The next day she called and was raging with anger. She said you were right!! The next thing she had called her RM to inquire about the same. RM said, “he was under the impression that she did not have enough provident fund contribution and hence the recommendation”.
These type of misselling of financial products are quite rampant these day.
As I sympathized with her and told that surrendering this policy at a loss is the only good option.
Let’s ignore the misselling part for a while. We are going to compare the endowment policy itself with the other financial products options available to us. As I mentioned earlier, the death benefit is not even a fraction of what you can get with term insurance, that too with a very cheap premium.
Then ideally the return on investment (ROI) must be much better. Even if the ROI is less than stocks or mutual funds but it should at least beat inflation and fixed deposit (FD) returns.
Let’s deep dive into the endowment policy and compare it with the inflation and FD returns.
Typical Endowment Policy Details:
There are multiple plans available under this policy. We are taking a 10-year premium payment term plan where you need to pay a premium of Rs. 50000 for the first 10 years and from 11th year onwards, you start to receive a monthly (1% of GMB) or yearly (11.5% of GMB) guaranteed cash benefit.
Premium Amount – Rs 50000 Premium Payment Term – 10 years
Policy Duration – 20 years Sum Assured Amount – Rs 500000
Cash Benefit Mode – Yearly Age at Entry – 35 Years
Guaranteed Cash Benefit (GCB) – 11.5% of Guaranteed Maturity Benefit* (GMB)
*GMB is the fixed amount you receive at maturity of the policy
A – Total Guaranteed Cash Benefits (GCB): Rs 304474**
B – Guaranteed Maturity Benefit (GMB): Rs. 264760**
C – Vested Reversionary Bonuses: Rs. 251969** in best case scenario & Rs. 0 in the worst-case scenario
D – Terminal Bonuses: Rs. 195476** in the best case scenario & Rs. 71233** in the worst-case scenario
**These are approximate figures for a healthy male. They depend on multiple factors including future performance.

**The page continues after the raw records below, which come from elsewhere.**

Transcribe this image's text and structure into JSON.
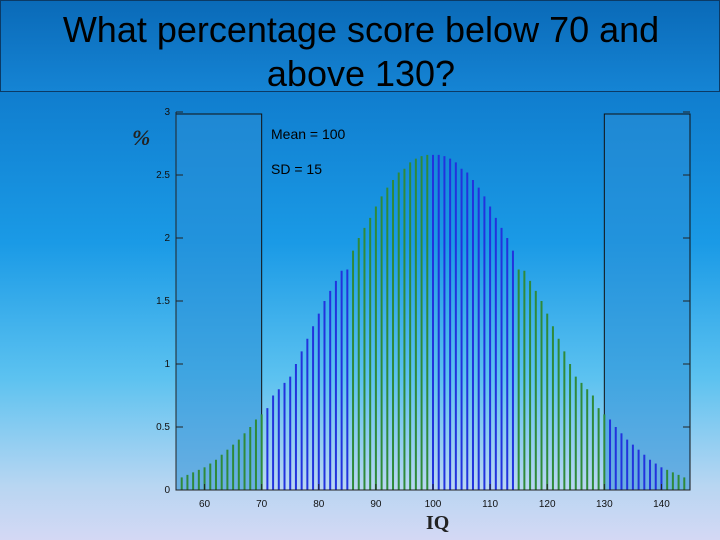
{
  "slide": {
    "title": "What percentage score below 70 and above 130?"
  },
  "chart_data": {
    "type": "bar",
    "xlabel": "IQ",
    "ylabel": "%",
    "xlim": [
      55,
      145
    ],
    "ylim": [
      0,
      3
    ],
    "xticks": [
      "60",
      "70",
      "80",
      "90",
      "100",
      "110",
      "120",
      "130",
      "140"
    ],
    "yticks": [
      "0",
      "0.5",
      "1",
      "1.5",
      "2",
      "2.5",
      "3"
    ],
    "annotations": [
      "Mean = 100",
      "SD = 15"
    ],
    "grid": false,
    "highlight_regions": [
      [
        55,
        70
      ],
      [
        130,
        145
      ]
    ],
    "x": [
      56,
      57,
      58,
      59,
      60,
      61,
      62,
      63,
      64,
      65,
      66,
      67,
      68,
      69,
      70,
      71,
      72,
      73,
      74,
      75,
      76,
      77,
      78,
      79,
      80,
      81,
      82,
      83,
      84,
      85,
      86,
      87,
      88,
      89,
      90,
      91,
      92,
      93,
      94,
      95,
      96,
      97,
      98,
      99,
      100,
      101,
      102,
      103,
      104,
      105,
      106,
      107,
      108,
      109,
      110,
      111,
      112,
      113,
      114,
      115,
      116,
      117,
      118,
      119,
      120,
      121,
      122,
      123,
      124,
      125,
      126,
      127,
      128,
      129,
      130,
      131,
      132,
      133,
      134,
      135,
      136,
      137,
      138,
      139,
      140,
      141,
      142,
      143,
      144
    ],
    "values": [
      0.1,
      0.12,
      0.14,
      0.16,
      0.18,
      0.21,
      0.24,
      0.28,
      0.32,
      0.36,
      0.4,
      0.45,
      0.5,
      0.56,
      0.6,
      0.65,
      0.75,
      0.8,
      0.85,
      0.9,
      1.0,
      1.1,
      1.2,
      1.3,
      1.4,
      1.5,
      1.58,
      1.66,
      1.74,
      1.75,
      1.9,
      2.0,
      2.08,
      2.16,
      2.25,
      2.33,
      2.4,
      2.46,
      2.52,
      2.55,
      2.6,
      2.63,
      2.65,
      2.66,
      2.66,
      2.66,
      2.65,
      2.63,
      2.6,
      2.55,
      2.52,
      2.46,
      2.4,
      2.33,
      2.25,
      2.16,
      2.08,
      2.0,
      1.9,
      1.75,
      1.74,
      1.66,
      1.58,
      1.5,
      1.4,
      1.3,
      1.2,
      1.1,
      1.0,
      0.9,
      0.85,
      0.8,
      0.75,
      0.65,
      0.6,
      0.56,
      0.5,
      0.45,
      0.4,
      0.36,
      0.32,
      0.28,
      0.24,
      0.21,
      0.18,
      0.16,
      0.14,
      0.12,
      0.1
    ],
    "colors": {
      "green": "#2f8a3a",
      "blue": "#2233dd",
      "axis": "#222222",
      "highlight": "#2a8ed6"
    }
  }
}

C benefit is not guaranteed but may be declared every financial year. D benefit depends on the policy. Please check with your RM if there are any terminal bonuses associated with the policy.

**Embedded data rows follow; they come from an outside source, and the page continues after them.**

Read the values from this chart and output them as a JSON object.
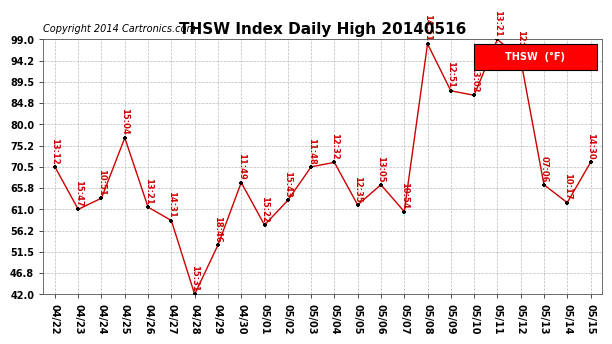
{
  "title": "THSW Index Daily High 20140516",
  "copyright": "Copyright 2014 Cartronics.com",
  "legend_label": "THSW  (°F)",
  "dates": [
    "04/22",
    "04/23",
    "04/24",
    "04/25",
    "04/26",
    "04/27",
    "04/28",
    "04/29",
    "04/30",
    "05/01",
    "05/02",
    "05/03",
    "05/04",
    "05/05",
    "05/06",
    "05/07",
    "05/08",
    "05/09",
    "05/10",
    "05/11",
    "05/12",
    "05/13",
    "05/14",
    "05/15"
  ],
  "values": [
    70.5,
    61.0,
    63.5,
    77.0,
    61.5,
    58.5,
    42.0,
    53.0,
    67.0,
    57.5,
    63.0,
    70.5,
    71.5,
    62.0,
    66.5,
    60.5,
    98.0,
    87.5,
    86.5,
    99.0,
    94.5,
    66.5,
    62.5,
    71.5
  ],
  "times": [
    "13:12",
    "15:47",
    "10:51",
    "15:04",
    "13:21",
    "14:31",
    "15:31",
    "18:46",
    "11:49",
    "15:22",
    "15:43",
    "11:48",
    "12:32",
    "12:35",
    "13:05",
    "10:54",
    "14:51",
    "12:51",
    "13:02",
    "13:21",
    "12:14",
    "07:06",
    "10:17",
    "14:30"
  ],
  "ylim": [
    42.0,
    99.0
  ],
  "yticks": [
    42.0,
    46.8,
    51.5,
    56.2,
    61.0,
    65.8,
    70.5,
    75.2,
    80.0,
    84.8,
    89.5,
    94.2,
    99.0
  ],
  "line_color": "#cc0000",
  "marker_color": "#000000",
  "label_color": "#cc0000",
  "background_color": "#ffffff",
  "grid_color": "#bbbbbb",
  "title_fontsize": 11,
  "label_fontsize": 6,
  "tick_fontsize": 7,
  "copyright_fontsize": 7
}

Maximum Benefits by Maturity after 20 years: A+B+C+D = Rs. 1016679 approx
Minimum Benefits at Maturity after 20 years: A+B+C+D = Rs. 640467 approx
Comparing endowment policy with 20 years inflation: When we invest our money with such guaranteed benefit policies and meagre death benefits, we would want it to beat the Inflation to the least. So that we do not lose the value of our hard-earned money. Look at the below chart for the inflation-adjusted value of your premiums in 20 years time.

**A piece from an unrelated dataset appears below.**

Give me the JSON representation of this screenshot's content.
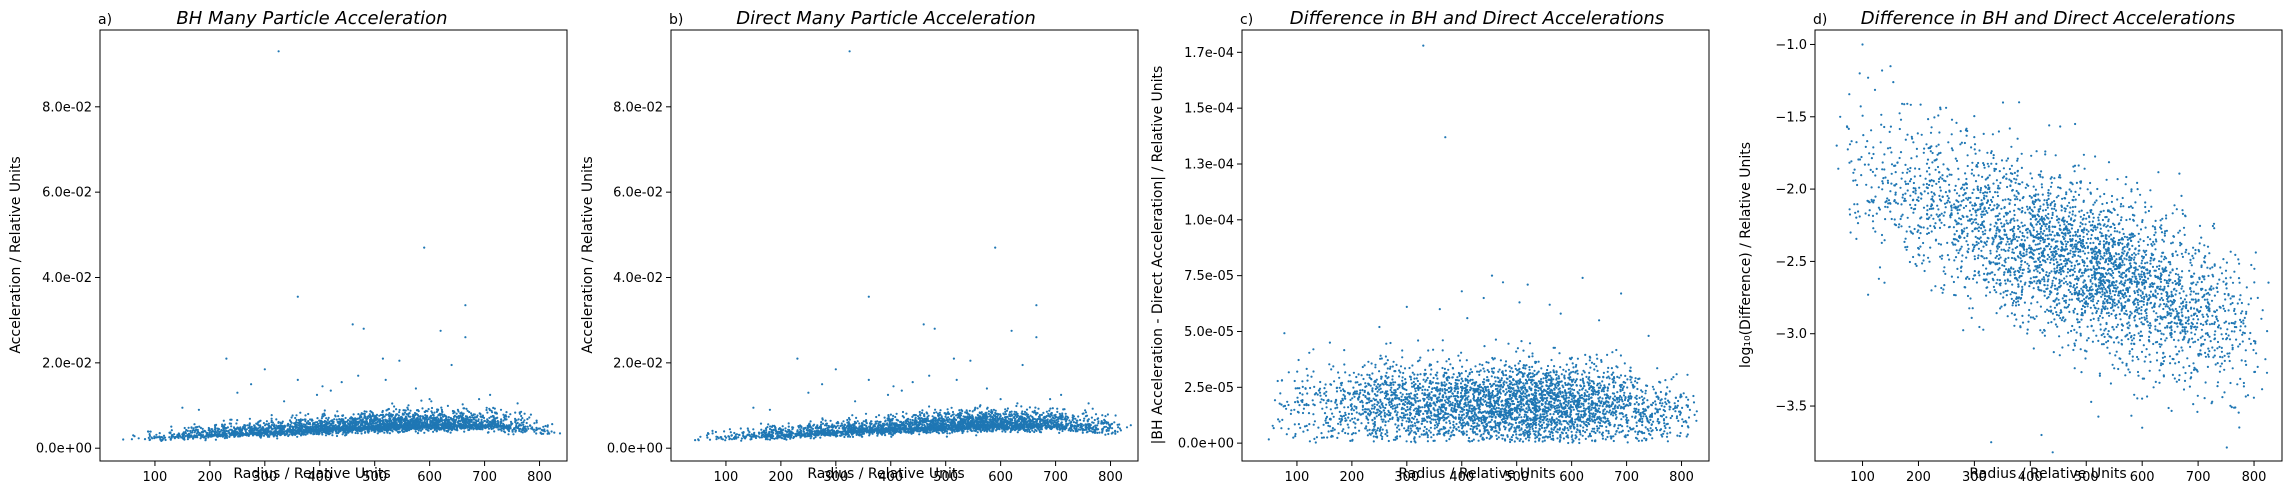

You are losing 27% of your money’s value in the best case scenario and 55% of your money’s value on worst-case scenarios in 20 years time. How is this even possible? Your bank must be investing your money somewhere to beat the yearly inflation. But they are making money for themselves, not for you via such policies.
Let’s look at one more scenario as inflation rates can be unpredictable over time.
Comparing Endowment Policy with Fixed Deposit (FD) returns in 20 years:
FD returns are quite predictable over a long period of time. Even if the policy returns are less then inflation-adjusted returns, it should ideally beat FD return as no specialization is required in doing FD. It is not like mutual funds or stocks where banks have to put experts.
In this case, as well, you are losing 22% of your money’s value in the best case scenario and 50% of your money’s value on worst-case scenarios in 20 years’ time. Again, your bank must be investing your money somewhere to beat the FD returns to the least but they are cutting a huge pie for themselves and giving you almost nothing but taking from you as well.
These policies are designed to be a win-win strategy for banks only.
So when you see ads like these, evaluate them from every possible angle and compare them with the other financial products. You must do smart tax planning. There is a particular order in which you must opt these tax-saving instruments rather than randomly choosing any product.
Also under the new tax structure, a lot of things have changed for the upcoming financial year. Get a clear understanding of both the tax structures and choose the right one for yourself.